Gesink, nicknamed the condor of Varsseveld, struggled with his new role during the first few days of the Tour de France. One expected him to go easy in the opening time trial in Düsseldorf, but Gesink did well in the rain, finishing in 22nd place. "I wanted to test my legs," Gesink explained.
During the second stage, Gesink still struggled to lose time, finishing in the same time as the winner. Meanwhile, breakaway specialists like Thomas Voeckler (Direct Energie), Dylan van Baarle (Cannondale-Drapac) and Tony Martin (Katusha-Alpecin) started shedding minutes. It became a topic in the Dutch media: When will Gesink finally lose time? At the uphill finish in Longwy, during stage 3, Gesink managed to let it go, losing about three minutes. He was quoted afterwards saying that he had to go real slow to lose that much time.
Gesink started the eighth stage with a deficit of 15 minutes on race leader Chris Froome (Team Sky). Still, it was very hard to get away from the peloton and then be offered enough of a lead to stay away. The presence of riders like Emanuel Buchmann (Bora-Hansgrohe), who were much closer in the GC, didn't help.
"It was crazy. It was really hard to catch the right group. It cost a lot of power and energy. In the end, we rode with a strong group and I tried to play my own game. I came here to try and win a stage. I think this one can go down as a decent effort," he said.
"On the last climb I tried to ride at my own pace. I rode with Pauwels. I thought, let's try and get to the front. I dropped Pauwels, then I passed Roche. My run ended at 50 metres from the leader. I blew up a little bit. I tried to restart but it wasn't enough. I'm proud of what I did. I did what I could. It was close but I'm satisfied with the result. There's more chances coming up."
When talking with the media after crossing the finish line in second place at 37 seconds from Calmejane, Gesink had no regrets. The past few years have been rough on the likeable Dutch rider. Several serious injuries, heart rhythm problems and dealing with the pressure from the Dutch media had taken a toll on Gesink. Since 2015, Gesink is no longer the hope of the Dutch to win a Grand Tour. He seems much more relaxed and likes his new racing style, away from the spotlights.
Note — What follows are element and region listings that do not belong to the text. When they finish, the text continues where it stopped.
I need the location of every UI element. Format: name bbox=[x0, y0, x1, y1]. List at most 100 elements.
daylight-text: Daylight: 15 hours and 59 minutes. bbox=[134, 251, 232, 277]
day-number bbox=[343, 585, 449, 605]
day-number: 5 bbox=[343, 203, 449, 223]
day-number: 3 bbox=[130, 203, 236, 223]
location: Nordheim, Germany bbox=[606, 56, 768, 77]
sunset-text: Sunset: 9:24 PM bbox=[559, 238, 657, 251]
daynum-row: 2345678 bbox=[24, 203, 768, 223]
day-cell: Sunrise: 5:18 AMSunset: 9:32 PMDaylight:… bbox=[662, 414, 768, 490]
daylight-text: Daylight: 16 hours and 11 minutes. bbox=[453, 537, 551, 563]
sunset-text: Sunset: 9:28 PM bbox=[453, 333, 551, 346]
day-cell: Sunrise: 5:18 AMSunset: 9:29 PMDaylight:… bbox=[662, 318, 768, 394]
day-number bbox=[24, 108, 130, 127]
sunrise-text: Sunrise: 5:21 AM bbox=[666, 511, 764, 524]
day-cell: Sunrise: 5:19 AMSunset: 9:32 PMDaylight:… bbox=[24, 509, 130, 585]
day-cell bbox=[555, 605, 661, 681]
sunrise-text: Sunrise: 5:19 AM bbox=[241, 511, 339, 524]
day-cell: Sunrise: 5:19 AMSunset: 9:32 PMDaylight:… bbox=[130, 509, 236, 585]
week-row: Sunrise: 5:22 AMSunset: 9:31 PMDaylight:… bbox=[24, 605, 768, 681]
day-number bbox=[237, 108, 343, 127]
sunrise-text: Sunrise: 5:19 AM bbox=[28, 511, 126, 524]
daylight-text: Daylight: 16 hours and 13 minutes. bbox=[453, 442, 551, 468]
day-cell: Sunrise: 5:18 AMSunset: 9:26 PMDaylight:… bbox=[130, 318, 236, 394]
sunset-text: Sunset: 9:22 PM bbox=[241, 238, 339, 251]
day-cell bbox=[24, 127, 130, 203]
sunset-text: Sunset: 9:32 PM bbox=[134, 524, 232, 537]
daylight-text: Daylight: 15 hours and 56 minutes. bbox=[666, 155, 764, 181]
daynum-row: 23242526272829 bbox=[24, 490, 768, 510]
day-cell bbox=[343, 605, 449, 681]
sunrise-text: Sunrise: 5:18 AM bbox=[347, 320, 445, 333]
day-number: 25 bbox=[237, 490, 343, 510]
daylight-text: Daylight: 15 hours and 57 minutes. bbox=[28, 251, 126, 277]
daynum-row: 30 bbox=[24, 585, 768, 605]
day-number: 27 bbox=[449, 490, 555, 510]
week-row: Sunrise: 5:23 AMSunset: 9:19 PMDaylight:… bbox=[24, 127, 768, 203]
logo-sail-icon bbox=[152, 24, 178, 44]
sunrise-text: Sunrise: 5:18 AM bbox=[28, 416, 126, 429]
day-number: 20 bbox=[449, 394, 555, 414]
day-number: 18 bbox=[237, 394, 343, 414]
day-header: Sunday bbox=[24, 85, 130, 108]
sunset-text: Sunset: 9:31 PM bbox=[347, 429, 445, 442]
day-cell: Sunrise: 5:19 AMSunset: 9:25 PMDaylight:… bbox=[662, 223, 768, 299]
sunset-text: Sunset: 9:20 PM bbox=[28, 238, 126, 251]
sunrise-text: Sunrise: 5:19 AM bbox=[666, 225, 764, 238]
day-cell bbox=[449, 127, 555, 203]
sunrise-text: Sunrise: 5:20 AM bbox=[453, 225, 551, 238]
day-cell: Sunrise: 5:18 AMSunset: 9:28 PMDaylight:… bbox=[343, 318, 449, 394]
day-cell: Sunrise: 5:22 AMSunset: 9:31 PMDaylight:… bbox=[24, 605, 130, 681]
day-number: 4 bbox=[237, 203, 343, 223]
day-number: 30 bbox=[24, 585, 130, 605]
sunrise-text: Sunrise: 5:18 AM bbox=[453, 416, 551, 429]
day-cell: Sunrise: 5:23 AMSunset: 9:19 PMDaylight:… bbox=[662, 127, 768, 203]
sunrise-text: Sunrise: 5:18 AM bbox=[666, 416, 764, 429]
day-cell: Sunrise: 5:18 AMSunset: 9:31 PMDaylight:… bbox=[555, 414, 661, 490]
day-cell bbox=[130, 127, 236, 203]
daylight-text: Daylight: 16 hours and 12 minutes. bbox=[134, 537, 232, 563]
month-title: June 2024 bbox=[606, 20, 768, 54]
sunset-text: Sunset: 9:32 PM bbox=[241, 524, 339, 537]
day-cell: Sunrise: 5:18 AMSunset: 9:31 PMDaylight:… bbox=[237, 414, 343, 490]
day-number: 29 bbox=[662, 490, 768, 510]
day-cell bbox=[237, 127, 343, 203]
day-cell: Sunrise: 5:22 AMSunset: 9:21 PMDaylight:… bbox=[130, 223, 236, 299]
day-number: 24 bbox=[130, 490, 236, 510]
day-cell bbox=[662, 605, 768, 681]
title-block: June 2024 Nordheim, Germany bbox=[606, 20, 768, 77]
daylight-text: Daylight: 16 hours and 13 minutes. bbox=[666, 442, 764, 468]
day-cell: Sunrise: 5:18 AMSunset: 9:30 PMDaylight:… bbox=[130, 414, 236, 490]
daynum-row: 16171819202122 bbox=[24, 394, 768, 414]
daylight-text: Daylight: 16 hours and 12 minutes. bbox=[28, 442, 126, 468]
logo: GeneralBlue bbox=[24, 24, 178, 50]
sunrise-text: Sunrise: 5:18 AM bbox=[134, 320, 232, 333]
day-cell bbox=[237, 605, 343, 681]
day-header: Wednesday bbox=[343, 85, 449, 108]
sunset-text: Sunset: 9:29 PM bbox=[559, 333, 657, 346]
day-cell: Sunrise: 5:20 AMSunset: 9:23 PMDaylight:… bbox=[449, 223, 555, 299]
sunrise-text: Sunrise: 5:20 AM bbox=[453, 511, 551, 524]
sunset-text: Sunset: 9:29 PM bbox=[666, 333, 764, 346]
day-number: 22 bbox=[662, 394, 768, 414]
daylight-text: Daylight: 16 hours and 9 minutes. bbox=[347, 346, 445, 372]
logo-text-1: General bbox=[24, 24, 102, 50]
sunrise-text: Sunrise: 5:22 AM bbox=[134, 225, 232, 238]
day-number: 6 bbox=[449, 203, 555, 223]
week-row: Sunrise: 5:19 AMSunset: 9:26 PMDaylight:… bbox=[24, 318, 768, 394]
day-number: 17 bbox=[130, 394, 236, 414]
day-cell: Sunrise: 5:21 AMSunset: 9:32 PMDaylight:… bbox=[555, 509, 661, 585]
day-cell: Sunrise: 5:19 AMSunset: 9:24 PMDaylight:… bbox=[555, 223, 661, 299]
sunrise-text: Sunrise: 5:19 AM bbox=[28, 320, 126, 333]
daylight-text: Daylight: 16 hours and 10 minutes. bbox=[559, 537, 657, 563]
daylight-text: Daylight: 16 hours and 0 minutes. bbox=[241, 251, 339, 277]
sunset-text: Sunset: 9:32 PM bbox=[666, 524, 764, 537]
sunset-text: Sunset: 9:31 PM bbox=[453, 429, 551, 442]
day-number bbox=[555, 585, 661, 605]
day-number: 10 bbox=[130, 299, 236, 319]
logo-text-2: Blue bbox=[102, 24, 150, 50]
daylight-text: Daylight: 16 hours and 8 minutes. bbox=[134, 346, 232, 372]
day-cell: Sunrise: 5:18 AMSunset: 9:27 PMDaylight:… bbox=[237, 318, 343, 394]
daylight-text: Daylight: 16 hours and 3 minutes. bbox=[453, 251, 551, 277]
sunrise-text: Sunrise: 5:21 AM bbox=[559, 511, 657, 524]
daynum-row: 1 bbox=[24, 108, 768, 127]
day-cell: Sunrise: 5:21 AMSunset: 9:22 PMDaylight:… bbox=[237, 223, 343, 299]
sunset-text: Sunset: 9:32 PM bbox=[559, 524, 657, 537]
"There's still a lot of opportunities and this was the first one. Beforehand, I already said that I didn't like this stage a lot. I'm not a Juraman. I don't like the rolling roads over here," Gesink said, while making gestures as if he's drunk. "I think I'll take a day off tomorrow, even though that's not quite possible during such a hard stage. I'm not looking forward to that. Later, there's new opportunities and then we'll play the game again."
At five kilometres from the finish, sole leader Calmejane seemed to have the win in the pocket as Gesink was about 20 seconds down on him and losing time. He was riding on the rolling plateau after the final climb, the Montée de la Combe de Laisia Les Molunes, when he suddenly struggled with cramps. Gesink briefly came closer as Calmejane had to stretch his legs but the gap quickly started growing again.
"I heard it through the radio, but my legs probably weren't much better. It was clear that we were both on our knees. I probably was a little bit more dead than he was."